Le fait que, le 3 février 2016, l’OCIRT ait reconsidéré sa décision du 8 décembre 2015 est sans influence sur le bien-fondé de la décision de révocation prise le 16 décembre 2015 par le pouvoir adjudicateur, dans la mesure où la nouvelle décision de l’OCIRT ne déploie qu’un effet ex nunc, ainsi qu’elle le précise.
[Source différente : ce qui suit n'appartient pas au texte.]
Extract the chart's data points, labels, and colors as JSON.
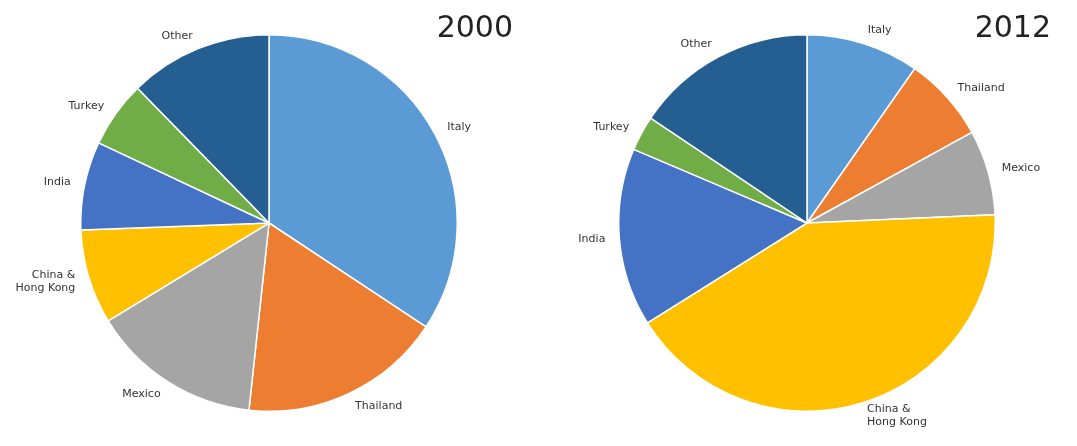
{
  "chart_data": [
    {
      "type": "pie",
      "title": "2000",
      "categories": [
        "Italy",
        "Thailand",
        "Mexico",
        "China & Hong Kong",
        "India",
        "Turkey",
        "Other"
      ],
      "values": [
        34.3,
        17.4,
        14.6,
        8.1,
        7.6,
        5.7,
        12.3
      ],
      "colors": [
        "#5b9bd5",
        "#ed7d31",
        "#a5a5a5",
        "#ffc000",
        "#4472c4",
        "#70ad47",
        "#255e91"
      ],
      "legend": false
    },
    {
      "type": "pie",
      "title": "2012",
      "categories": [
        "Italy",
        "Thailand",
        "Mexico",
        "China & Hong Kong",
        "India",
        "Turkey",
        "Other"
      ],
      "values": [
        9.7,
        7.3,
        7.3,
        41.8,
        15.3,
        3.0,
        15.6
      ],
      "colors": [
        "#5b9bd5",
        "#ed7d31",
        "#a5a5a5",
        "#ffc000",
        "#4472c4",
        "#70ad47",
        "#255e91"
      ],
      "legend": false
    }
  ]
}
8. Entièrement mal-fondé, le recours sera rejeté. Vu cette issue, il n’y a pas lieu d’entrer en matière sur les prétentions en indemnisation de la recourante, indemnisation au demeurant exclue par l’art. 48 al. 1 RMP. Vu l’issue de la procédure, un émolument de CHF 2'000.- sera mis à la charge de la recourante (art. 87 al. 1 LPA). Aucune indemnité de procédure ne sera allouée à l’autorité intimée ou à l’appelée en cause, qui n’y ont pas conclu, au demeurant (art. 87 al. 2 LPA).

* * * * *

PAR CES MOTIFS
LA CHAMBRE ADMINISTRATIVE

à la forme :

déclare recevable le recours interjeté le 28 décembre 2015 par GINOX SA contre la décision de l’office des bâtiments du 16 décembre 2015 ;

au fond :

le rejette ;

met un émolument de CHF 2'000.- à la charge de GINOX SA ;

dit qu’il n’est pas alloué d’indemnité de procédure ;

dit que, conformément aux art. 82 ss de la loi fédérale sur le Tribunal fédéral du 17 juin 2005 (LTF-RS 173.110), le présent arrêt peut être porté dans les trente jours qui suivent sa notification par-devant le Tribunal fédéral ;

- par la voie du recours en matière de droit public :

si la valeur estimée du mandat à attribuer n’est pas inférieure aux seuils déterminants de la loi fédérale du 16 décembre 1994 sur les marchés publics ou de l’accord du 21 juin 1999 entre la Confédération suisse et la Communauté européenne sur certains aspects relatifs aux marchés publics ;

s’il soulève une question juridique de principe ;

- par la voie du recours constitutionnel subsidiaire, aux conditions posées par les art. 113 ss LTF ;

le mémoire de recours doit indiquer les conclusions, motifs et moyens de preuve et porter la signature du recourant ou de son mandataire ; il doit être adressé au Tribunal fédéral, 1000 Lausanne 14, par voie postale ou par voie électronique aux conditions de l’art. 42 LTF. Le présent arrêt (la présente décision) et les pièces en possession du recourant, invoquées comme moyens de preuve, doivent être joints à l’envoi ;

communique le présent arrêt à Me Philippe Ciocca, avocat de la recourante, à l'office des bâtiments, ainsi qu’à Service Équipement Wescher SA.

Siégeants : M. Verniory, président, M. Thélin, Mme Junod, M. Dumartheray, Mme Payot Zen-Ruffinen, juges.

 

Au nom de la chambre administrative :

le greffier-juriste :

 

 

F. Scheffre

 

le président siégeant :

 

 

J.-M. Verniory


Copie conforme de cet arrêt a été communiquée aux parties.